Connecting the Dots:

Things I’ve Been Thinking About Lately

Irony and the Universe. About 30 years ago, I had a quirky insight into the old “meaning of life” question.

It came to me while I was sitting in a dental office, inhaling gas. Out of nowhere, this thought popped into my half-delirious mind – a voice that said: “Mark, I know how much you want to know it, so I’m going to tell you the secret now… Life is a joke laughing at itself!”

That was it. Nothing more. An explanation of the universe that might have been tucked in a fortune cookie. But, given my state of mind at the time, it felt profound. And true. It felt like a revelation. I was so excited that I had to restrain myself from jumping out of my chair and announcing it to my dentist, his staff, and everyone sitting in the waiting room.

We’ve all had ephemeral illuminations. They come to you. You get excited. But by the following day, your mind has returned to its former, stable perch. And the thought has ballooned into something farcical or shriveled into something embarrassing.

Not in this case. I’ve thought about that “secret” countless times since then. And it still feels true. It is always a helpful way to look at whatever prompted the thought in the first place.

Irony, I’ve come to believe, is a divine gift. It’s nature’s way of helping us understand the infinitely varied and constantly surprising ways that our lives confound us, especially when we think we have everything figured out.

Irony reminds us that we don’t know nearly as much as we want to believe we know, and have much less control over our lives than we would like to have.

Irony takes away certainty, but it gives back, or can give back, something better: self-acceptance.

Why I Don’t Serve on Pro-Bono Committees. Have you ever served on the board of a condo association? Or a charitable foundation?

If you have, you know how terrible it can be.

Six or eight intelligent people sitting around a table, most of whom have been successfully running large businesses or government bureaus or academic departments for decades. It’s a new board. And each member is willing and eager to provide his/her immense wisdom to guide the meeting towards fruitful decisions.

A half-hour later, tensions are rising. Another thirty minutes passes, and they have been unable to agree on agenda item one.

I’ve been a board member of both a college department and a local museum. The former was at first hopeful but ultimately frustrating and wasteful. The latter was a downright horror show. Initially, I explained away my disappointment by telling myself that the committee didn’t have the right mix of people. But eventually, I figured out the real reason committees like these don’t work: They are egalitarian.

Yes. That’s why they fail. It’s because they are decision-making groups where everyone has an equal say.

This realization is part of a much larger theme that I’ve written about (and will continue to write about): the very bad idea that equality is a good that we should strive for.

In the case of do-good boards and committees, when you allow everyone to have an equal say, what you get is endless bickering and mostly bad decisions.
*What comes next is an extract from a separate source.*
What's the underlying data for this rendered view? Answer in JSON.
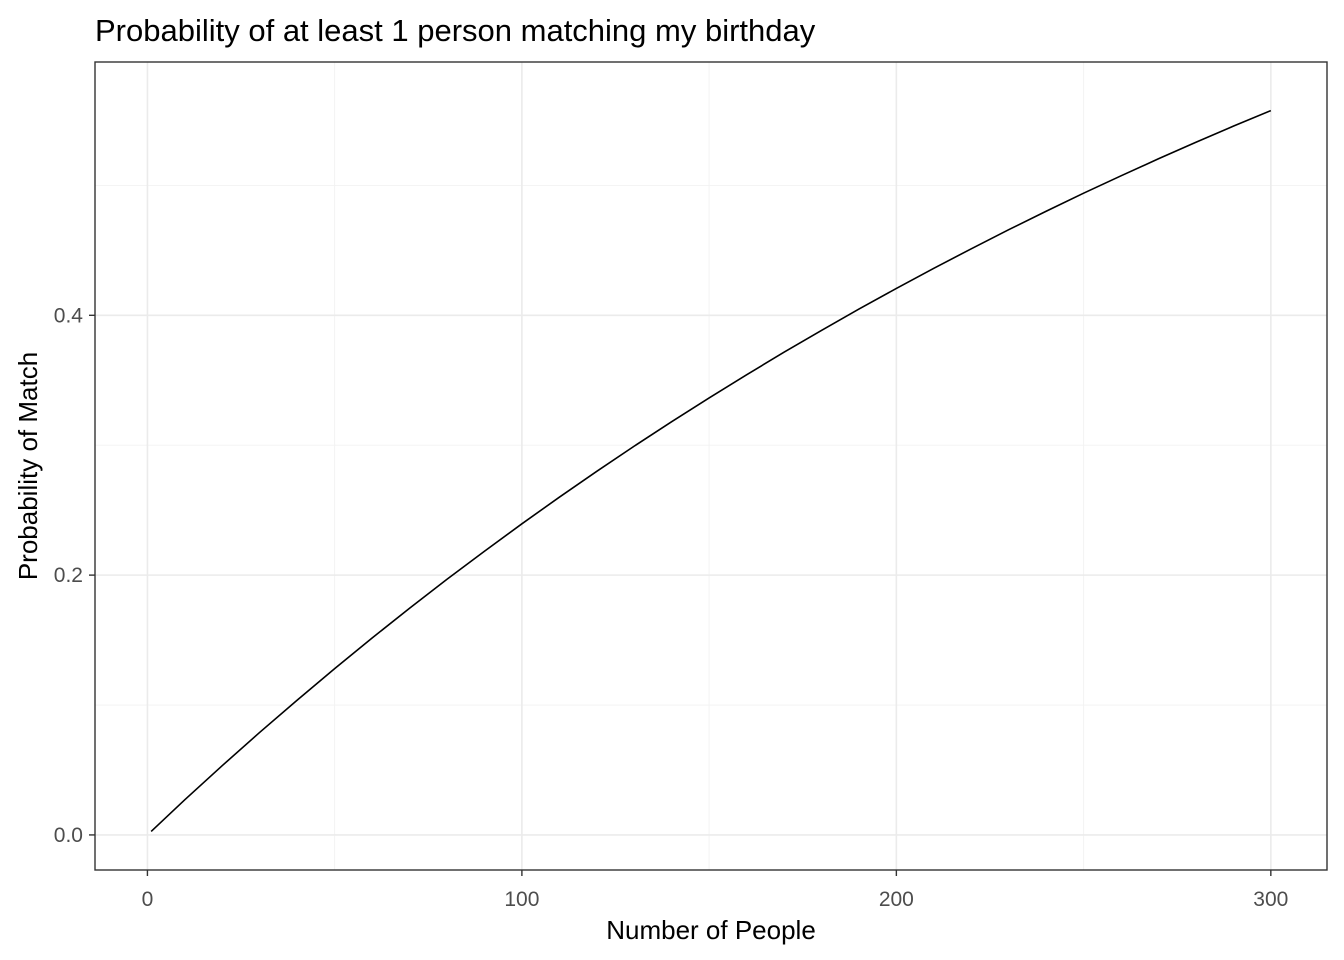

The reality is that in order for any group to work effectively, a hierarchy of power is necessary.

In my business life, I’ve always been happy to attend committee meetings so long it was clear that our discussions were going to be guided by some sort of hierarchy, whether formal or informal, stated or assumed.

Having a hierarchy isn’t a guarantee that the meeting will run smoothly and productively. But running a meeting without a hierarchy makes failure – either immediately or eventually – a certainty.